Michael Harris writes noir’s descent into darkness better than anyone else I know. A lot of people can write dark characters in varying shades of too-often cliched and flawed fatalities. But no one quite manages to draw the likeable, decent-if-only-they-weren’t-slightly-too-broken-to-be-decent characters that Harris does, with their tenuous grip on their identity and their thoughts and their lives and their homes and their jobs. The aging men whose pasts are full of ghosts, who have been pushed past their personal line in the sand though you’re never quite sure when that happened. They probably don’t know either, just that it happened back then — childhood maybe. The relationship with their father maybe, their time in prison, Vietnam. They are so vulnerable to that slight, final nudge that will send them circling into a colorful and richly detailed spiral into hell itself, both of psyche and circumstance.
You ache with their vulnerability. You ache too, with the pain they inflict, on themselves and on others. There are no good guys and bad guys, only guys who are trying to be good in spite of everything, and those who gave up a long time ago.
His novella Where Desert Rivers Die exemplifies this.
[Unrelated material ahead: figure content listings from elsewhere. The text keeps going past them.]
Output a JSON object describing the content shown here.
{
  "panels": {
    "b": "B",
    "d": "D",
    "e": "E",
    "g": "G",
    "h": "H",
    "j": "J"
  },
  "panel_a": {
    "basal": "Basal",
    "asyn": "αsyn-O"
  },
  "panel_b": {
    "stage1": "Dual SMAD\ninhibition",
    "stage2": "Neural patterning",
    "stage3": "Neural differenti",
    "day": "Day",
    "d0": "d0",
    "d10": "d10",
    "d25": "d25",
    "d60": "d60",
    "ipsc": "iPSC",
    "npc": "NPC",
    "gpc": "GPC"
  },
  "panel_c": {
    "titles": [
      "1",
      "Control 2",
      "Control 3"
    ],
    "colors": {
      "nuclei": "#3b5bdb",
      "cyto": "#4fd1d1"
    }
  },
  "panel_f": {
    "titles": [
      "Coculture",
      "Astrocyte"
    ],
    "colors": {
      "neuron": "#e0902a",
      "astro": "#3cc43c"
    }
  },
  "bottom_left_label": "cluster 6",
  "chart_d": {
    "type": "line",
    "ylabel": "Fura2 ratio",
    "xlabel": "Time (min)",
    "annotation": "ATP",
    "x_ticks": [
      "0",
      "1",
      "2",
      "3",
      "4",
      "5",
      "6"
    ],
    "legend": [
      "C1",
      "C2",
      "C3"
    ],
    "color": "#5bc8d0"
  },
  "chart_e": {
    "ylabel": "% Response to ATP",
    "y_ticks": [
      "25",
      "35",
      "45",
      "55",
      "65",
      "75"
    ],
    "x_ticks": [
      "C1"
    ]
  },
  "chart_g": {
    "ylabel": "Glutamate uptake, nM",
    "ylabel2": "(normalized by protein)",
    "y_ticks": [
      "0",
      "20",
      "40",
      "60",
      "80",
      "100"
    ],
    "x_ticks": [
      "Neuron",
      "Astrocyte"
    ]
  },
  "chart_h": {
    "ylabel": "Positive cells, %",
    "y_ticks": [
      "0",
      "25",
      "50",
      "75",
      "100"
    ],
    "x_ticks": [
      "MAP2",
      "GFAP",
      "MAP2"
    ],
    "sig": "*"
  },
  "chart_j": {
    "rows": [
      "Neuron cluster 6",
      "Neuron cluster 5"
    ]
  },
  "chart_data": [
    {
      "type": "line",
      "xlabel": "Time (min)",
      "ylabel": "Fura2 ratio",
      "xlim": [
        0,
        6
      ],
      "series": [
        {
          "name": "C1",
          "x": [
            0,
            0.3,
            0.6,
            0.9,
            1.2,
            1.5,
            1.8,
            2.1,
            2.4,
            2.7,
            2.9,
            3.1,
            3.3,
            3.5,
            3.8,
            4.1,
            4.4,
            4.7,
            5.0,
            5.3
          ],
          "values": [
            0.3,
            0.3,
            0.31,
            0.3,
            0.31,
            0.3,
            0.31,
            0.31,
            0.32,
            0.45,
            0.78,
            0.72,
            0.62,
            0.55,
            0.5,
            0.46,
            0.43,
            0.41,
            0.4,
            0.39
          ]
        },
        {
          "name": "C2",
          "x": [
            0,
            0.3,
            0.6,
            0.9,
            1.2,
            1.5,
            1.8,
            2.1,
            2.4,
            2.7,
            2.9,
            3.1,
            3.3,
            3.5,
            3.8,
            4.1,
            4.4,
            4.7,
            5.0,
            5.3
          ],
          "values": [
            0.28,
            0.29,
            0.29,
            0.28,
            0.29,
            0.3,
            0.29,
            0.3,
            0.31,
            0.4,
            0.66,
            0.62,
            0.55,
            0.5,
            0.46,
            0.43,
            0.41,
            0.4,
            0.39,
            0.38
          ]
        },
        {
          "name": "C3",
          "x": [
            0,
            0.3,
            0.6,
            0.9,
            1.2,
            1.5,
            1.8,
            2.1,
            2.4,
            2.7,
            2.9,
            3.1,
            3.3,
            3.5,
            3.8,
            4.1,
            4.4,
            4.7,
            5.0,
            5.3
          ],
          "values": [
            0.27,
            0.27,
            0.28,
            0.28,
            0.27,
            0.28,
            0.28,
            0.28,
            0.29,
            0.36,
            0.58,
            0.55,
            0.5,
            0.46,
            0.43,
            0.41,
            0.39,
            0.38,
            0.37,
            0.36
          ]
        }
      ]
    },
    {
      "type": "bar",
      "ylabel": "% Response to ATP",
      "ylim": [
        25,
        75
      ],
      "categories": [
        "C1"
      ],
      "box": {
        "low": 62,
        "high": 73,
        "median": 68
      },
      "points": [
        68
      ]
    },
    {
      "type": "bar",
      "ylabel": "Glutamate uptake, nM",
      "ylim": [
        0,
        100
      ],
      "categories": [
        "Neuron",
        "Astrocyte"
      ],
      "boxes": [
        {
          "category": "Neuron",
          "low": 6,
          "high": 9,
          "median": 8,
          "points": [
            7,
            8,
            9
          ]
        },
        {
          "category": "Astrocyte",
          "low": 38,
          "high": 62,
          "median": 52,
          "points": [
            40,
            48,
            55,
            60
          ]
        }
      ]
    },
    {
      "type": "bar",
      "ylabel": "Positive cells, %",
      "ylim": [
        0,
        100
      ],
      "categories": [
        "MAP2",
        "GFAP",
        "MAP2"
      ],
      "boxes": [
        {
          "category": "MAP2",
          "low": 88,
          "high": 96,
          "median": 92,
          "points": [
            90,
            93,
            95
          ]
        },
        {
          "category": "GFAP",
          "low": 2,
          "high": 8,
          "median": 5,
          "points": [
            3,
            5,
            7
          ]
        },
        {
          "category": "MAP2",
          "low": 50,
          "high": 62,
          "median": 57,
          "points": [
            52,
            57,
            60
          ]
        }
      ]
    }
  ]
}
…is there no end to the blood in the world? He dabs at the nicks with toilet paper, all the while thinking of the toilet itself and the drain in the floor. They pull at him, like Death Valley. Like all those sinks where desert rivers go to die.
You see? Down.
This is slightly lighter fare than The Chieu Hoi Saloon, which we were proud to publish in the Switchblade imprint. That is a long, brilliant and brooding book that builds like a thunderstorm to the finale. It envelops you. Desert Rivers does too, but its length means it is more of a flash and a thrill ride across California up to Colorado, where the point of no return has already been reached before you start and you are already racing towards an uncertain finish. You and Warren both are just waiting for the crash. This is a book you will finish in an evening, but that will linger on with you for a long time. It is a book that means something.
All this praise aside, I love both novel and novella even more when they are set alongside what is perhaps the most beautiful, exquisite novella I have ever read, and that is Canyon. Also by Michael Harris, not yet available anywhere I don’t think except through a request to the author. A novella of childhood. A novella of wonder.
But all of his work has wonder in it.